Cvne, is situated in Rioja in the traditional neighborhood of the station, where the oldest wineries of Rioja Alta established themselves, for the main reason of transporting their goods to the port of Bilbao.
In 1879, two brothers decided to set up a business in the recently flourishing trade of the wine business. C.V.N.E., Compañía Vinicola del Norte de España (The Northern Spanish Wine Company) or la Cuné, as it is commonly known in Haro, was created. This cellar still reflects the origins of the company and is kept in the traditional neighborhood of the Haro station.

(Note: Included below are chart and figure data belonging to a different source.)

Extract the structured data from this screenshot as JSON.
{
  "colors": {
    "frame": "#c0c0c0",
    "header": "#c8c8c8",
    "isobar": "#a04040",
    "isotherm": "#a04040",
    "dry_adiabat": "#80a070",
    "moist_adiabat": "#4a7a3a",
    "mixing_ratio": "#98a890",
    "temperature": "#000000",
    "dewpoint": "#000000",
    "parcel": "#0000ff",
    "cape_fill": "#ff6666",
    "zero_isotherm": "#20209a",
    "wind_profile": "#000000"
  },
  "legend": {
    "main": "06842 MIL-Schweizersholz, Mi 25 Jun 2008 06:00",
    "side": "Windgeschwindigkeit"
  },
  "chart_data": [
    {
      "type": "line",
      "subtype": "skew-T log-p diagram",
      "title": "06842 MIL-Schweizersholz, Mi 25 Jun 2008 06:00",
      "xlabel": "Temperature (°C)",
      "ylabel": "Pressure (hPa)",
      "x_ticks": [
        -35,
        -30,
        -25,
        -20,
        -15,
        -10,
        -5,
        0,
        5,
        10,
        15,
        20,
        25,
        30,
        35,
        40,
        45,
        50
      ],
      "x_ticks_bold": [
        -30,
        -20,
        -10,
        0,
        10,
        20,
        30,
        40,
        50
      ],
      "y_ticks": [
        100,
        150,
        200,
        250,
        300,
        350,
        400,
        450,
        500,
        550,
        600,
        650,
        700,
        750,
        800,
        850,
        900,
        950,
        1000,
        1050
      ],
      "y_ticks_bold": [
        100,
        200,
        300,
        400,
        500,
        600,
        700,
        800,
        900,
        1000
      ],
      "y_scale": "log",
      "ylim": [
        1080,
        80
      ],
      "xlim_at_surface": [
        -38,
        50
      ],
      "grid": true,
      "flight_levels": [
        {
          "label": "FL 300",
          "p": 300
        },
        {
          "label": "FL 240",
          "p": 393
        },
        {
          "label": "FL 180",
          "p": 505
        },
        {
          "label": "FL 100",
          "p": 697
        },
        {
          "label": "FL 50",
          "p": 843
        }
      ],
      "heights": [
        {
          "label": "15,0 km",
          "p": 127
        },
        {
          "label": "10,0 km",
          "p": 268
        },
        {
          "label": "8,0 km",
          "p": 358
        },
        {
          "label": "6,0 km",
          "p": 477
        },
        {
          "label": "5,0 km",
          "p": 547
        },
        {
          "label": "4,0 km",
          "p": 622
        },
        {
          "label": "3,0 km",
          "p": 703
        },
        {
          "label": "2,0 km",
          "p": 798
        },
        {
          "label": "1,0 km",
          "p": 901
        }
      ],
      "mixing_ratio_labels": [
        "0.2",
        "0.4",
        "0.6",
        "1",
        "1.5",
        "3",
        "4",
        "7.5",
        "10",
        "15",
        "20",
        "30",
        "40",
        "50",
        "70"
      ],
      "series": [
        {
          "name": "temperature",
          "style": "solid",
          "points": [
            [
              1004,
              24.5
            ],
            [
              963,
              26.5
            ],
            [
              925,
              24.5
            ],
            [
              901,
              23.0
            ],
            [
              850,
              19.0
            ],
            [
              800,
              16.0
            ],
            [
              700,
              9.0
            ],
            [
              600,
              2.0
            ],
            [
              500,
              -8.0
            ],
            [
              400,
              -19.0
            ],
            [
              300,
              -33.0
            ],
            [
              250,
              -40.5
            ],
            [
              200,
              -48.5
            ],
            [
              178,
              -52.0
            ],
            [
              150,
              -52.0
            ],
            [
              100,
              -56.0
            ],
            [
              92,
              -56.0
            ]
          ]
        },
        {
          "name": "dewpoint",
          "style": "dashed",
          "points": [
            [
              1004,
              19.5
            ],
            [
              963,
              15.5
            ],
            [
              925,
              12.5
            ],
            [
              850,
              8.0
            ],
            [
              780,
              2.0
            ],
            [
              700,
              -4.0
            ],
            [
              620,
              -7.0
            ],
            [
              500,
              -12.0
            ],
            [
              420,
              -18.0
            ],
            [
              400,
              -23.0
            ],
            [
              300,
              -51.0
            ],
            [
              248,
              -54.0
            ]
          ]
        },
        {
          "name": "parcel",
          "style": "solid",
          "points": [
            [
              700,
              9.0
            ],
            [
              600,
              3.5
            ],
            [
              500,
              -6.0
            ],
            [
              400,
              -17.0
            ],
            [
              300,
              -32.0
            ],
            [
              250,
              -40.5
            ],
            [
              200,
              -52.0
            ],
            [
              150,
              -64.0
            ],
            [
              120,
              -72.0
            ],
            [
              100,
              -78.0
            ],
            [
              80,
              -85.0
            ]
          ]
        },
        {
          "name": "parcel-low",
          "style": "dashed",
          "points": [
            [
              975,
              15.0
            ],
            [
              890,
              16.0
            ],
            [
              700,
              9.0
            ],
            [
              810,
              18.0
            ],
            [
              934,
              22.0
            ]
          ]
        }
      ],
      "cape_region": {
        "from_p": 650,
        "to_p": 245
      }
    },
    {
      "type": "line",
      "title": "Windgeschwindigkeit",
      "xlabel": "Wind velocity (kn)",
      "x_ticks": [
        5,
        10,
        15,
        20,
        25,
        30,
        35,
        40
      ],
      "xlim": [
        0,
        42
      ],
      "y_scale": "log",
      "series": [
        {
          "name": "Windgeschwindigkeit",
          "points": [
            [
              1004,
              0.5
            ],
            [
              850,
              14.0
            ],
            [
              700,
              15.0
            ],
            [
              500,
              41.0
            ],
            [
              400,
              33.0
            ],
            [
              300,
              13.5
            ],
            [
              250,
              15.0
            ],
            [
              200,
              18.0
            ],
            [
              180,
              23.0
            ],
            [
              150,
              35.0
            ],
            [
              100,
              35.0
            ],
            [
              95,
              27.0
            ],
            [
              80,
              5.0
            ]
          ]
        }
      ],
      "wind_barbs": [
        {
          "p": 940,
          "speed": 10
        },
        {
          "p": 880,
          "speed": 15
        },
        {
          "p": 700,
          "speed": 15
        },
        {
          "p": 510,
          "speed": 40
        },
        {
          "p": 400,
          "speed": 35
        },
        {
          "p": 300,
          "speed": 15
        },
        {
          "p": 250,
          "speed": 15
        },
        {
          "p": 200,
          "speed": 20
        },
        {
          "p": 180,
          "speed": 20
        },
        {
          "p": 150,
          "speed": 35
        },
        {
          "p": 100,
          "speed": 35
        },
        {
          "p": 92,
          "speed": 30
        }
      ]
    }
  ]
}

The Cune winery in Haro, is made up of a group of buildings, mostly from the 19th century and arranged around a courtyard surrounded by pavilions for the purpose of wine production, aging, and bottling.
Hailed as the star red variety in Spain’s most celebrated wine region, Tempranillo from Rioja, or simply labeled, “Rioja,” produces elegant wines with complex notes of red and black fruit, crushed rock, leather, toast and tobacco, whose best examples are fully capable of decades of improvement in the cellar.
Rioja wines are typically a blend of fruit from its three sub-regions: Rioja Alta, Rioja Alavesa and Rioja Oriental, although specific sub-region (zonas), village (municipios) and vineyard (viñedo singular) wines can now be labeled. Rioja Alta and Alavesa, at the highest elevations, are considered to be the source of the brightest, most elegant fruit, while grapes from the warmer and drier, Rioja Oriental, produce wines with deep color, great body and richness.